The first time I was asked what advice I would give my younger self, I instantly knew the answer.

“Get over yourself.”

The trouble with the question is my younger self wouldn’t listen.

stagnation is the consequence of defending rather than exploring

Self-importance makes you unimportant.

5 dangers of self-importance:

#1. Self-importance makes you dumb. The need to be right closes minds. Self-important leaders defend ideas.

Stagnation is the consequence of defending rather than exploring.

You know you’re self-important when you spend most of your time convincing others your right.

#2. Self-importance creates stress. The only way self-important leaders can feel important is by being better than others. It’s stressful to be surrounded by incompetence.

You know you’re self-important when you’re always above average.

#3. Self-importance is exhausting. Leaders are forced to do all the important work, when they’re the most important people at the table.

 Self-important leaders don’t delegate. It’s exhausting when you do everything better than others.

When you’re self-important, leadership is about what you do.

#4. Self-important leaders disconnect. No one really understands you when your a self-important leader. You isolate yourself to get away from all the incompetent, disappointing people who surround you.

Isolation propagates arrogance.

#5. Self-important leaders judge others and exempt themselves.
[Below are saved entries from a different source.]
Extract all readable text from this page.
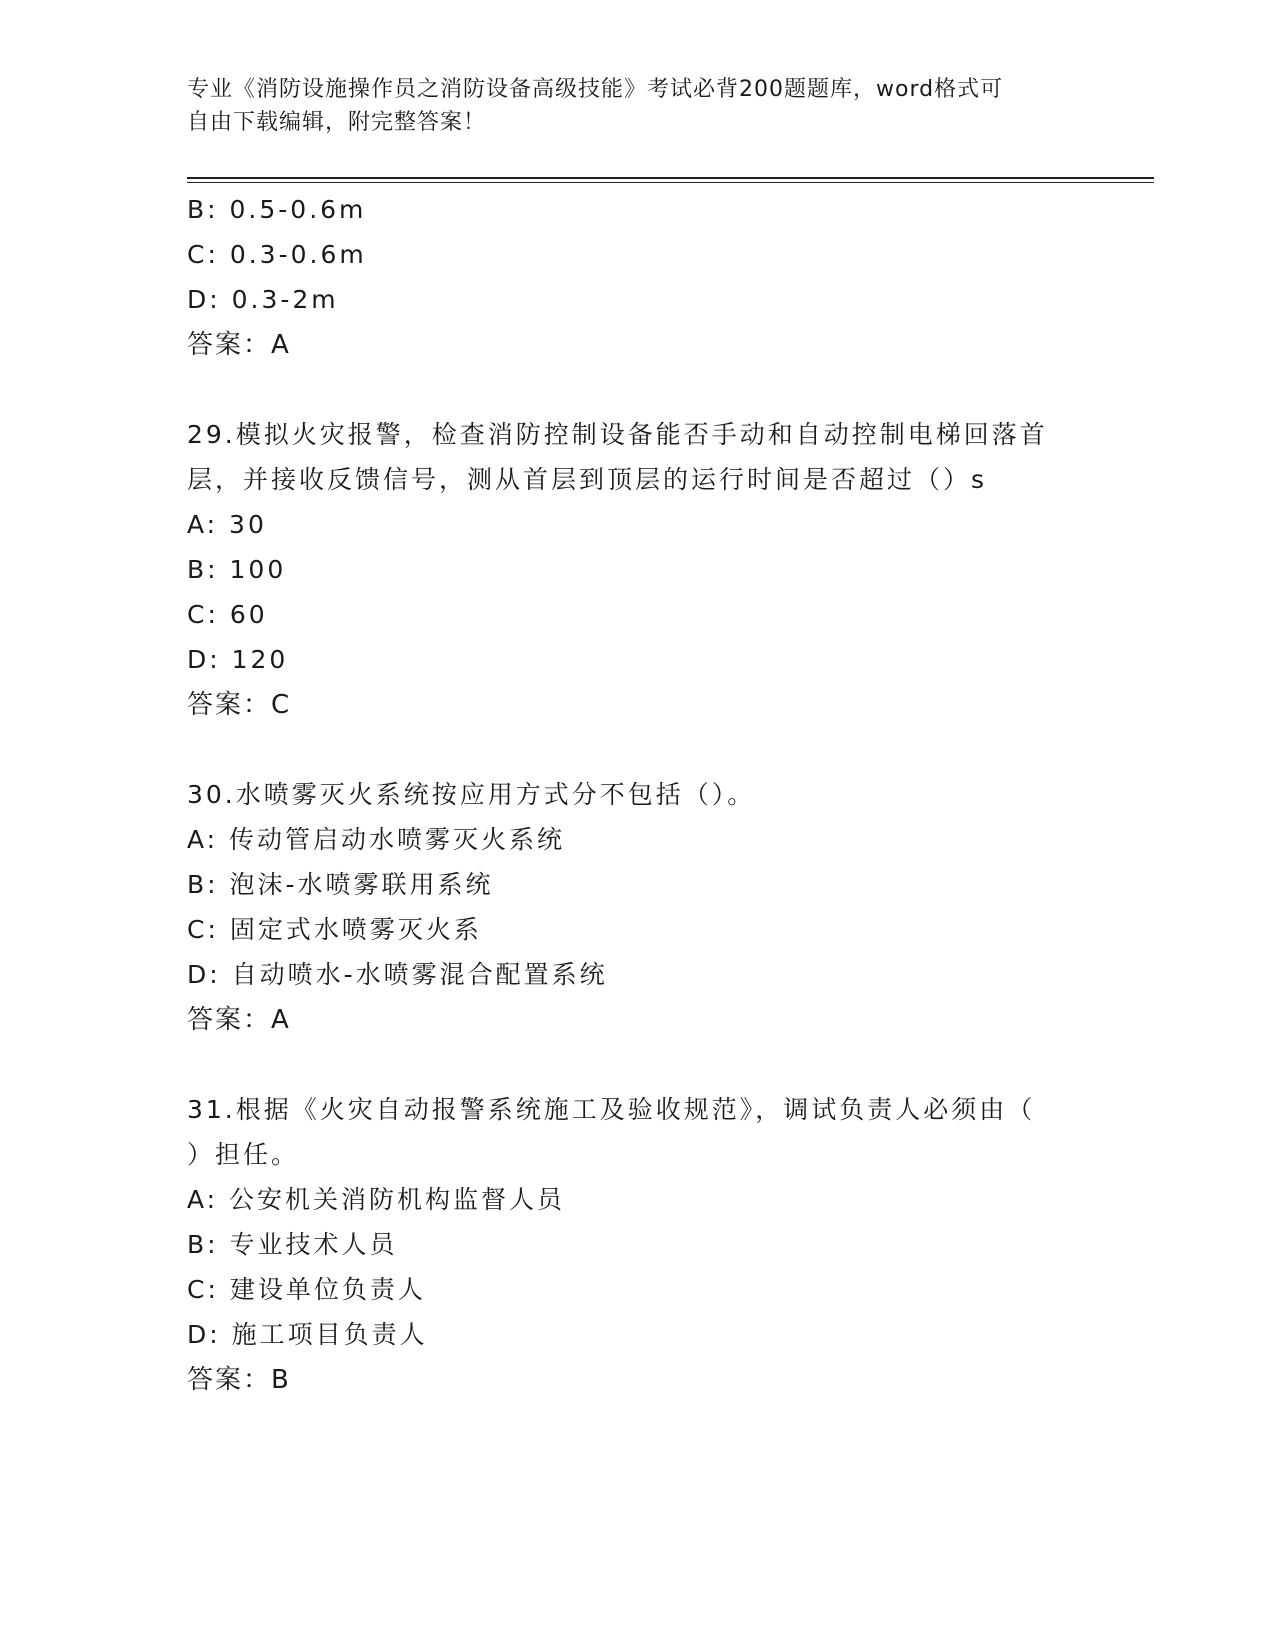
专业《消防设施操作员之消防设备高级技能》考试必背200题题库，word格式可
自由下载编辑，附完整答案！
B: 0.5-0.6m
C: 0.3-0.6m
D: 0.3-2m
答案：A
29.模拟火灾报警，检查消防控制设备能否手动和自动控制电梯回落首
层，并接收反馈信号，测从首层到顶层的运行时间是否超过（）s
A: 30
B: 100
C: 60
D: 120
答案：C
30.水喷雾灭火系统按应用方式分不包括（）。
A: 传动管启动水喷雾灭火系统
B: 泡沫-水喷雾联用系统
C: 固定式水喷雾灭火系
D: 自动喷水-水喷雾混合配置系统
答案：A
31.根据《火灾自动报警系统施工及验收规范》，调试负责人必须由（
）担任。
A: 公安机关消防机构监督人员
B: 专业技术人员
C: 建设单位负责人
D: 施工项目负责人
答案：B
When you’re self-important, others need help. You don’t.

Growth ends when you’ve arrived.

Solving self-importance:

Just recently, I realized how to say, “Get over yourself,” in a positive way.

“Show up to serve.”

The leader’s importance is found in making others important. Every time you make yourself more important than others you lower the potential of those around you.

 

What advice would you give your younger self?

How might leaders navigate tensions between ego and humility?